By Mike Parsons
Hupp Electric Motors Co.
The purpose of this article is to provide the information you need to get the most effective and useful information from EASA’s Technical Support Department. This in turn helps you serve your customers quickly and efficiently.
Most of the information provided here is based on my own experience. I hope you find it beneficial.
Keep in mind that the quickest and most efficient way for members to contact EASA Technical Support is through EASA’s website by going to www.easa.com/resources/tech_support. You can submit an online general technical inquiry or data verification and redesign request through the website. Or if you prefer, you can fax in your technical support request by downloading and competing the appropriate forms.

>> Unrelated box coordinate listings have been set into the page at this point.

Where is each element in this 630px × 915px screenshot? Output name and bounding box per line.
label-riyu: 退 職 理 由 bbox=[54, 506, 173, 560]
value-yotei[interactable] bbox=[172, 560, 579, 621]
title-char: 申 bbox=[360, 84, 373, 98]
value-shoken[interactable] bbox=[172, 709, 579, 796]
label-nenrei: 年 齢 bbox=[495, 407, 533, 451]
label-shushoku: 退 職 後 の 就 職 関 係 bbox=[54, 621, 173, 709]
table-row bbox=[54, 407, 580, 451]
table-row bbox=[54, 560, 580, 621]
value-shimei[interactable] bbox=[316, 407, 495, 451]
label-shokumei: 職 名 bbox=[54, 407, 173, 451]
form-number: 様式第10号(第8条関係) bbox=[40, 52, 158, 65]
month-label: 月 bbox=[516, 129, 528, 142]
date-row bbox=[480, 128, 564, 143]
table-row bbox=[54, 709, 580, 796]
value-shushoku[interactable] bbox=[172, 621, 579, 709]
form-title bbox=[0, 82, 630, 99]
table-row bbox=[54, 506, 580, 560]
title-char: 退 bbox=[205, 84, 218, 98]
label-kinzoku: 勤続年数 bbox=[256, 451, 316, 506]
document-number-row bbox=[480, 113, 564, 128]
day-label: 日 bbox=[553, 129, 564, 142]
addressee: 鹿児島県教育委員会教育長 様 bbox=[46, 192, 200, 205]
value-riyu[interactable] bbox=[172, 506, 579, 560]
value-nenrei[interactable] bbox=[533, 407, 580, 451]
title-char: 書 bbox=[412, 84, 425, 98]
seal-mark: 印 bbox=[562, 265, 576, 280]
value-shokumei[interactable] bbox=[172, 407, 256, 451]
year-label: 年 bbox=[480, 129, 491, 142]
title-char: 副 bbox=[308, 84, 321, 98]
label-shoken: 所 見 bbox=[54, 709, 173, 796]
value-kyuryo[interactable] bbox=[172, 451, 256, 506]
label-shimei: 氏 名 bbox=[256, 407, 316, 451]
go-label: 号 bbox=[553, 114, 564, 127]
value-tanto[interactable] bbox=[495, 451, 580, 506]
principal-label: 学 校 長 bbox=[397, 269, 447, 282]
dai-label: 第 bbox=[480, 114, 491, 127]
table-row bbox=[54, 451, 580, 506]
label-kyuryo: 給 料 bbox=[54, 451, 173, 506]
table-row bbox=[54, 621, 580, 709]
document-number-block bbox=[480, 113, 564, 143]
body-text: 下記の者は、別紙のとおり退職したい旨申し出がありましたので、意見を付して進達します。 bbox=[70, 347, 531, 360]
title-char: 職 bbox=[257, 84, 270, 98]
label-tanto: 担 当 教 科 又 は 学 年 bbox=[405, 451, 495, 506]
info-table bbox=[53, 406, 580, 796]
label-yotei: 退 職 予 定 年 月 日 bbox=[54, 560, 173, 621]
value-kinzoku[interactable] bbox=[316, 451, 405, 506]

But when you need to make a technical inquiry by phone, the first step is to have your company identification number ready. When the EASA receptionist answers the phone, you’ll be asked to provide that number before being connected to one of EASA’s technical support staff.
All questions are important
When making a technical inquiry, it’s important to feel comfortable. Don’t feel like your questions lack importance or the technical support staff has better things to do. I remember the first time I contacted EASA Senior Technical Support Specialist Chuck Yung. I had a question that I asked one of the employees in our service center. He said, “Mike, contact Chuck Yung at EASA and see what he thinks.” I responded, “I will look stupid asking this.” He smiled and replied, “Mike, the only stupid question is the one you don’t ask.”
I shook my head, went to computer and forced myself to type out my question and hit send.
Chuck answered me within the hour with an answer and I was able to take care of my customer much quicker than thumbing through manuals or searching for a white paper on the subject. I learned a lot that day.
As a member, you are entitled to technical support. Asking for help before you take action just once may save you enough money to pay your annual dues — and maybe more.
When I need to contact EASA Technical Support, I look at it in the same way as when a customer contacts me. There is specific information I need to help them as quickly and efficiently as possible. That is no different from when I contact EASA. We all have had the customer who takes half an hour to describe to us what should have taken five minutes. Then there’s the guy who gives you details and it’s like pulling teeth. Let’s not be either of those guys.
Benefits of technology
Technology today has made contacting EASA far easier than it once was. Years ago we only had the phone (a land line), the fax machine, and the postal service. Today we can call or email from practically anywhere in the world at any time. We can send pictures and/or test data from the service center floor or in the field. I find this extremely exciting and I wonder what it will be like 30 years from now.
Today, with digital cameras and smart phones it is possible to email photos of failures. This can be very nice when needing help with the root cause of a failure. Be sure to include the key details of the scenario leading to the failure and the nameplate data of the failed machine. When emailing pictures, it is helpful to send both a wide screen shot and a close-up of the failure. It is also helpful to include pictures of other conditions, e.g., if the motor has a rub, take a photo of the complete rotor; if the windings are blown, take a photo of the failure (include a close-up) of both ends of the windings, the stator core and the leads. It would not hurt to take a shot of the grease and the bearings. Capturing everything helps in seeing the big picture and helps in determining the cause of a failure or explain an anomaly.
You’re not a bother!
When calling in with an inquiry, I find it helpful to have my questions written down. I use a notebook and will have all my data written down and hopefully ready to answer any question. If you need to leave a message, don’t speak too quickly. I know I’m guilty of this sometimes and it goes back to that old feeling that I was bothering them. I’ve learned to relax. We will be less of a bother if we slow down so we are understood the first time.
I know this because of my experience of being on the receiving end of that kind of message from others. I’ve learned that it actually helps if we speak slower than normal. Leave yourself a message sometime. It may sound strange, but it doesn’t hurt practicing. You will see what I mean. Be sure to leave your company ID number, full name, company name & city, phone number with area code, and your extension.
Describe the problem first and then the background data. When we give them the question first they know where we are going as we relay the background information. This saves time.
After leaving a message, remember to have patience. They will treat every call as an urgent one unless we say otherwise. The staff is busy; they receive 75-100 calls a day.
When we are looking for help with winding data we need to be sure to state what it is we want. If we send data but don’t address what it is we need, that requires a followup call or email and delays the needed answer. On a rush overtime job when the customer is losing money per hour and you are doing everything possible to finish the job quickly, you can see how this could impact your company.
Organization is the key
When you have a technical inquiry, it is important that we are organized before we make contact and tell staff what the facts are as we know them. They are here to help us.
As I look back at that time when our employee first told me to contact EASA, I see that it still holds true today. Two heads are always better than one.